こう説明すると、年齢が低いほど導入が難しい楽器だということがお分かりいただけるでしょうか。

 

バイオリンを上達させるためには、日々の練習が欠かせません。練習しなければ新しいことはできるようになりませんし、いつまでも上達しなければつまらなくなってレッスンをやめてしまうでしょう。
 

ですから「何歳から」という一律の目安ではなく、「毎日の練習ができるようになってから」と判断することを、当レッスンではお勧めしています。

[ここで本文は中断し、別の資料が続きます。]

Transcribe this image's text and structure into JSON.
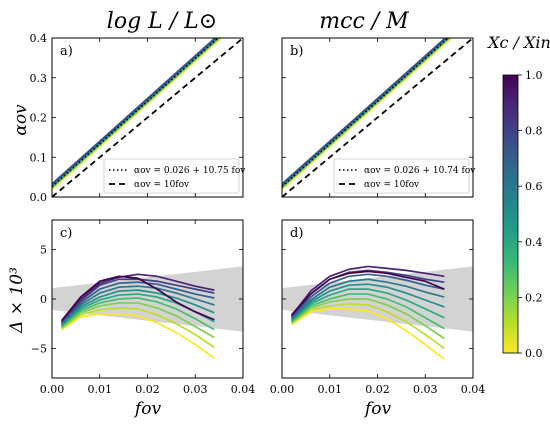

練習時間は1日10分でいいのですが、これを毎日続けられるか、少し考えてみてください。「親がやれと言うから・・・」ではなく「練習したらバイオリンきるようになって楽しい!」と思える年齢で始めることを、子どもの個性を良く知る大人が判断してあげてほしいと考えます。

 

子どもの個性も様々なので、お友達が3歳から始めたからと言って、同じ3歳で始めてもバイオリに興味を持てなかったり、集中力が続かない子もいます。早くても3歳半から4歳、5歳くらいでしょうか。5歳でもまだバイオリンを楽しめない子も多数います。楽器のお手入れから弾き方までひととおり体験して「楽しかった!もっとバイオリン弾きたい!」と言えるのは5歳だと半数ほどですから、6歳でも遅いなんてことはありません。

 

小学生では遅い?と不安に思うかもしれませんが、そんなこともありません。むしろ小学生のほうが少し難しい説明もしっかり理解できるので、10歳すぎて始める場合は低年齢の子に比べたらずっと効率良く練習できます。

 

バイオリンは、習い始めて1年や2年で簡単に弾けるようなものではなく、長く続けてようやく理想の美しい音が出るようになります。子どもの成長の過程はそれぞれですから「何歳から」という線引きではなく、その子にとって楽しく始められる時期を判断してください。
 
 

一概に「早ければいい」ではないのです。